I had the blessed opportunity to be invited to a photography exhibition titled “Breath of the Fragrant City” by French photographer Patrick de Mervelec.

The exhibition was held at Amplify Studio situated in Cape Town. The exhibition was curated by George Reeves and overviewed by Cally Aurouet & Elodye Davids. The event was opened by the Consul General of France Mr Xavier D’argoueves.

As the Curatorial Statement provides:

Patrick de Mervelec creates a visually poetic and sensual essay conveying the uniquely volatile and enigmatic character of the ‘Mother City’ – her landscapes and seascapes, windswept beaches, trees gnarled by the weather, ghostly boats emerging through the mist, bewitched by her cliff-lined coast as they sail to a safe port, navigating past the wrecks spread out round the coastline…”

As the Artist’s Statement provides, the exhibition shows:

The ambivalence of this city: an urban precinct, yet set in a wild and remote world, inescapably ruled by nature, dominated by the intense moodiness of the elements. Here one roams through images that awaken the senses, lure one in, misty silhouettes, vessels that shimmer beyond the waves, shores of oriental splendour where distant suns build idyllic cities. Heady atmospheres of rich cultural extremes are embraced in the mountain’s contours; this metropolis is unpredictable, alluring, bewitching; like a mysterious woman, you inhale her fragrance, you discover and uncover her secrets.

The “Breath of the Fragrant City” collection was truly breath-taking. Patrick is an extraordinary photographer. You can tell from his work that he works with an image and directs the image and manages to take you on a journey. Through his images he doesn’t show you the norm, instead he shows you the sincerity, pure intensity, diversity and ambiguity of Cape Town.


Patrick was born in Paris in 1945. He worked in France until 1998 when he moved to South Africa. He studied photography at the Institut National de la Photographie in Paris before becoming an assistant photographer to Maurice Tabarad – one of the greatest masters of the surrealist movement and a peer of Man Ray’s – who became his mentor.

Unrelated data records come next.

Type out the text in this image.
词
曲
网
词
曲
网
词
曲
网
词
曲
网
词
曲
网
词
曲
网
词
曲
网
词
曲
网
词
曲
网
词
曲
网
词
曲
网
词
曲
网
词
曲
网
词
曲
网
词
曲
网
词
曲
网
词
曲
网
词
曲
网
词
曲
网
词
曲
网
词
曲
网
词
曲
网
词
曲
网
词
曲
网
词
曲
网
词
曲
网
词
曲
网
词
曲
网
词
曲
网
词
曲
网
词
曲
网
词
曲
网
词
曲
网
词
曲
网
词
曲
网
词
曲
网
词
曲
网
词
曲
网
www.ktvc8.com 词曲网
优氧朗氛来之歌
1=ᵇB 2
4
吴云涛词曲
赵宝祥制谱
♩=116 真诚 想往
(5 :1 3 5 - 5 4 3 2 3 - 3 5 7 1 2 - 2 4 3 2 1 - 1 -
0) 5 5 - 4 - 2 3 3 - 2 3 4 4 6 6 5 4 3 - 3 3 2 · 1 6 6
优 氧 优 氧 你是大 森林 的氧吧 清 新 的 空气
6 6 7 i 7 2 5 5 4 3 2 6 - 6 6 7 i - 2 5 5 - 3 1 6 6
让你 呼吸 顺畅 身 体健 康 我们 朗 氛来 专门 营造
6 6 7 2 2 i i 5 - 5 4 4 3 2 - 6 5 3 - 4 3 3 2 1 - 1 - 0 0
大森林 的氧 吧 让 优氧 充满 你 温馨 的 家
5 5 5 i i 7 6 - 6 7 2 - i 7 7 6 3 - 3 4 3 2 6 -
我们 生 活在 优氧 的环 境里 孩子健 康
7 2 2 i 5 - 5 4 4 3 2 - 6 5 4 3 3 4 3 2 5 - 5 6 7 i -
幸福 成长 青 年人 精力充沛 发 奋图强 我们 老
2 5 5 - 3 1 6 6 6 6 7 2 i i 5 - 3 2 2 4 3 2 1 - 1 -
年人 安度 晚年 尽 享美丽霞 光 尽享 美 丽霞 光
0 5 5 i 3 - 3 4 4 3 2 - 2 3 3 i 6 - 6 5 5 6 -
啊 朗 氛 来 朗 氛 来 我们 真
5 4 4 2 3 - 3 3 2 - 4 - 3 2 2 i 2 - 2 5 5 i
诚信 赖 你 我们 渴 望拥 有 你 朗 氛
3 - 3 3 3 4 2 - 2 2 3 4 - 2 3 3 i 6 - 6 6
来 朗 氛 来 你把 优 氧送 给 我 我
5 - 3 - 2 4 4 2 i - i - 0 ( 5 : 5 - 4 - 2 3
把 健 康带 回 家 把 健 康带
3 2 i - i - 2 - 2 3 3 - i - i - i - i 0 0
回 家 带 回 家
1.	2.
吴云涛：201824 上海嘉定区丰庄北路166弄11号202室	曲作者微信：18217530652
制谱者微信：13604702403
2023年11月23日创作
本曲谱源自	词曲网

Tabard’s still life and innovative solarisation techniques still influence Patrick to this day.

Also because of Tabard, Patrick developed an incisive eye and learnt to capture images at speed. This gave him a knack for street photography and reportage and he became a grand reporter at Paris Match, covering the frenzied events of the sixties, doing features on the Beatles, Deneuve, Piaf or Churchill. Parallel to this he was fashion photographer for a number of publications including Marie-Claire, Haper’s Bazaar, Vogue and l’Officiel.

Patrick is one of the top French photographers and was a member of the Paris based Fondation Leica (1981-1991). This legendary group included Salgado, Klein, Roversi, Doisneau, Sieff, and Depardon.

Over the years Ptrick has also gained much experience in advertising photography and especially enjoyed working on the presidential election campaign for political leaders including Francois Mitterrand (“La Force Tranquille”), Emil Constantinescu, Mesut Yilmaz, and Thabo Mbeki.

During the seventies Patrick entered the theatrical world as actor and director where he worked with Gilles Bouillon, Peter Brook, Yoshi Oida, Andreas Voutzinas, Delphine Seyrig, and Claude Brasseur. In 1973 he directed a documentary movie “L’Atelier” focusing on the Actors Studio and Lee Strasberg’s “method acting”.

The art of portraiture has always been intrinsic to Ptrick’s work as he loves interacting with people. His approach is one of candour and simplicity and his images unravel the identity and tell something of the story of the person he is working with. Patrick has created photographic collections on a variety of different themes from nude studies to documentary photography, landscapes and dance.

Over the years he has conducted a series of master classes in photography, the most recent of which was in 2016 at the Summer Academy, Venicea, during the Biennale.